I am trying to create script to remove same content from other file, already tested few idea and found that in unix it is limited to sort and uniq. There is many script for removing duplicate content however to delete all same content is non. Need your help and guide . thx
so here the situation
a.out a file with content that we need to delete in other file
more a.out
a
b
c
d
b.out a file that
more b.out
a
a
a
b
b
c
d
d
e
f
the result should be like c.out file
more c.out
e
f
note: the data is around 1.5 million list.
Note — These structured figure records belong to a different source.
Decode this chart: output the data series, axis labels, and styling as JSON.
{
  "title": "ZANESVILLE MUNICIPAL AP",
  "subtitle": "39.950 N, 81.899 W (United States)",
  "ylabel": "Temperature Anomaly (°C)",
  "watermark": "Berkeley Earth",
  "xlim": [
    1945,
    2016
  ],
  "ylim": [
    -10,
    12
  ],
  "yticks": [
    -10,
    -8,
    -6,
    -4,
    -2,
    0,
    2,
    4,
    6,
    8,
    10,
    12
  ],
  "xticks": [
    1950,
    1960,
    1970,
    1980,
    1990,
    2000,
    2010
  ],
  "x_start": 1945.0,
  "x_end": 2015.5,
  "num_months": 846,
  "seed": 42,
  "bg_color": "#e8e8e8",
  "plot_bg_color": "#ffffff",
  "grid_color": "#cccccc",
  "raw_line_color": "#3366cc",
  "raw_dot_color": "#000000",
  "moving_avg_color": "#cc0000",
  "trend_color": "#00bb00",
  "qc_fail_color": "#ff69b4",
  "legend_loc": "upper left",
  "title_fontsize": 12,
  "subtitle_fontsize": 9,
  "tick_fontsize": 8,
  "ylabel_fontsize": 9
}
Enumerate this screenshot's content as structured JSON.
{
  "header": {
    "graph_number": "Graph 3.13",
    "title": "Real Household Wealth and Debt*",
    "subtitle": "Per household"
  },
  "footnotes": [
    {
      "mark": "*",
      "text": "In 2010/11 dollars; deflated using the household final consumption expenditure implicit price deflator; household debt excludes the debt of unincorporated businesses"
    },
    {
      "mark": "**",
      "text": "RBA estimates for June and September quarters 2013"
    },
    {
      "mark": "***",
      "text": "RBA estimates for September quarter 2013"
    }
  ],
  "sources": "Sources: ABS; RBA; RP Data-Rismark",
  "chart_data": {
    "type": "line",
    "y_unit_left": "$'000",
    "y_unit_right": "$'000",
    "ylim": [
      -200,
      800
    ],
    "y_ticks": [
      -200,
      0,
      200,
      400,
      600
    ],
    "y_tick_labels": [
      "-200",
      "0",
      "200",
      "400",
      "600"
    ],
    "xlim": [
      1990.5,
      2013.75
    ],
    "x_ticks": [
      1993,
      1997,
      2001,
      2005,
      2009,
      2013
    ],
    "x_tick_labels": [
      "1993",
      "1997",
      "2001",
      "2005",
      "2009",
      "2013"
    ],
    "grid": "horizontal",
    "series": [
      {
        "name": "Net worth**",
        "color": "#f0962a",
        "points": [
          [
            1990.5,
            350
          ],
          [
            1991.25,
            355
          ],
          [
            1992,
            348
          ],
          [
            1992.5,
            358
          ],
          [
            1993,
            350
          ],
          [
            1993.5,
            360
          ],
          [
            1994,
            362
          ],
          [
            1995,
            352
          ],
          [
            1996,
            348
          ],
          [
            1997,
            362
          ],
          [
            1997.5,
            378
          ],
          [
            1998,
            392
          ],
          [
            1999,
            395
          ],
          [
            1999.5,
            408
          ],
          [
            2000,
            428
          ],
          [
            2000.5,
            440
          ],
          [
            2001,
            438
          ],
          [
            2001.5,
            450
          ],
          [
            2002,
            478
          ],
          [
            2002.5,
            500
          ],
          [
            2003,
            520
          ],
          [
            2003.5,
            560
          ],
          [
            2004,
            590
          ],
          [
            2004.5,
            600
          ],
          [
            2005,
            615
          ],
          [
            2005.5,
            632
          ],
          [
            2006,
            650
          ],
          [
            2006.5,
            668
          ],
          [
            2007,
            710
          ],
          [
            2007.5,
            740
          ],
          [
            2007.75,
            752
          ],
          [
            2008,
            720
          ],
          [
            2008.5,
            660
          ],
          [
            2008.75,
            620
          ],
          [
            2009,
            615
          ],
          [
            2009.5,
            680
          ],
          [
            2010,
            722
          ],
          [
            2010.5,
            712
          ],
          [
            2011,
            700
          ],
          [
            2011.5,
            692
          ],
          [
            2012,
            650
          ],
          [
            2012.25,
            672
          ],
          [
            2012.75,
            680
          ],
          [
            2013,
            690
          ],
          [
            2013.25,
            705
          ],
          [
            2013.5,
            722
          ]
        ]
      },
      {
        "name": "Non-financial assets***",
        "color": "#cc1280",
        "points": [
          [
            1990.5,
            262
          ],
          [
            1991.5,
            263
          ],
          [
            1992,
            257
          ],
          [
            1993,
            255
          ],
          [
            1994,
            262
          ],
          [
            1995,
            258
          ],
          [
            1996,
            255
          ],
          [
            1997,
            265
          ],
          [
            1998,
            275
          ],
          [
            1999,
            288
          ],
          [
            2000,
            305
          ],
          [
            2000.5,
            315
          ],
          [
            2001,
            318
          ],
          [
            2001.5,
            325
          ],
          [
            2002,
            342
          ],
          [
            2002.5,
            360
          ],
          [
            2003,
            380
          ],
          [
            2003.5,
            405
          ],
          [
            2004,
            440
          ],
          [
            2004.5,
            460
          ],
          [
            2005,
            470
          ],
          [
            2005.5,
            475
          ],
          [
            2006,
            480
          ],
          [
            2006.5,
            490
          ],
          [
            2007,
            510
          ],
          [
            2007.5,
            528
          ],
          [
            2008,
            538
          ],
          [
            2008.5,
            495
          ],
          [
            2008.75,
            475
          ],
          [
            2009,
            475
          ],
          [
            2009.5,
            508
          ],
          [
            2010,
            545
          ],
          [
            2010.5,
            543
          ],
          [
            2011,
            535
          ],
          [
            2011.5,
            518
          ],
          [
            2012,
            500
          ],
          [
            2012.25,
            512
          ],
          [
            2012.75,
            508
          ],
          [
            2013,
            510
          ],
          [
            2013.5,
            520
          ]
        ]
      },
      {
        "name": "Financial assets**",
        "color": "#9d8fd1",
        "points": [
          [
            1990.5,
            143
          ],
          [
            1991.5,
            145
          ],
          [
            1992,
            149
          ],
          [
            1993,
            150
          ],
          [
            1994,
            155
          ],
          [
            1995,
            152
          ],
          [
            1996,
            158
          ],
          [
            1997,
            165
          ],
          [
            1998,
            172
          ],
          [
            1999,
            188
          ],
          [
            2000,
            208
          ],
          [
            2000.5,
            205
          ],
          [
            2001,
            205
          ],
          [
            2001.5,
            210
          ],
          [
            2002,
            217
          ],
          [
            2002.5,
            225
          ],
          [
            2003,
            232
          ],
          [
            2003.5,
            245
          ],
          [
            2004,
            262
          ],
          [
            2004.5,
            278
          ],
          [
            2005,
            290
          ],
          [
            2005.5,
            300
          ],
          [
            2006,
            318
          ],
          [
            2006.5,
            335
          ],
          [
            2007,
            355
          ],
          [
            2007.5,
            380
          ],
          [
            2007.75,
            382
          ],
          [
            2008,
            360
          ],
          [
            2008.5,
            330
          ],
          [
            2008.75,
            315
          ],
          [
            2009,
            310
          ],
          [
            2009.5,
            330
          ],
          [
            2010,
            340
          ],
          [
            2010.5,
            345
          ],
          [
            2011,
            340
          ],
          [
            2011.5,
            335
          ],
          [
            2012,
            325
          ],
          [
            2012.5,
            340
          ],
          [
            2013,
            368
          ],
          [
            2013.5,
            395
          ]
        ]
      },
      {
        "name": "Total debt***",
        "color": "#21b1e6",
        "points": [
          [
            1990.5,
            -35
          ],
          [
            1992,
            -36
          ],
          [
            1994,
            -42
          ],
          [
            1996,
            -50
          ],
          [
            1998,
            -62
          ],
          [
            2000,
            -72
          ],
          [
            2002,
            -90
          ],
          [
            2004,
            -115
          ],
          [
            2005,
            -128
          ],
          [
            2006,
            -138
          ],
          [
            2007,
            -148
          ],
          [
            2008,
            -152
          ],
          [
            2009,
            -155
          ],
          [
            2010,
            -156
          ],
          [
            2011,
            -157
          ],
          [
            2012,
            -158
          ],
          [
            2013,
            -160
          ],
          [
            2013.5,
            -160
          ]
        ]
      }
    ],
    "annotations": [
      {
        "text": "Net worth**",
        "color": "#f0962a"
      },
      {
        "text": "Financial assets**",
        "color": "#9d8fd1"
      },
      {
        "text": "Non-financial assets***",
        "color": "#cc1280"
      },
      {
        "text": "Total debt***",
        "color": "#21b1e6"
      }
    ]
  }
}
---------- Post updated at 03:55 PM ---------- Previous update was at 03:53 PM ----------
tested and not working and most only to delete duplication and im lost
In Solaris 10 you must use the Posix variants /usr/xpg4/bin/grep and /usr/xpg4/bin/awk. The ones in /usr/bin/ are from old Unix SysV 4.0.
Especially /usr/bin/awk is a link to /usr/bin/oawk (already AT&T said it's old and provided /usr/bin/nawk).
The previous awk code rewritten for oawk:
bash-3.00# grep -vf a.out b.out > c.out
grep: illegal option -- f
Usage: grep -hblcnsviw pattern file . . .
bash-3.00# awk 'FNR==NR{a[$0]++;next} !($0 in a) ' a.out b.out >c.out
awk: syntax error near line 1
awk: bailing out near line 1
bash-3.00# more a.out
a
b
c
d
bash-3.00# more b.out
a
a
a
b
b
c
d
d
e
f
oh i see...
yup this one works perfect
bash-3.00# awk '(FILENAME=="-") {a[$0]++; next} (a[$0]==0)' - <a.out b.out >c.out
bash-3.00# more c.out
e
f
---------- Post updated at 05:42 PM ---------- Previous update was at 04:51 PM ----------
however this is still much faster with 1.5mil data, result with both codes is still the same, already double checked it.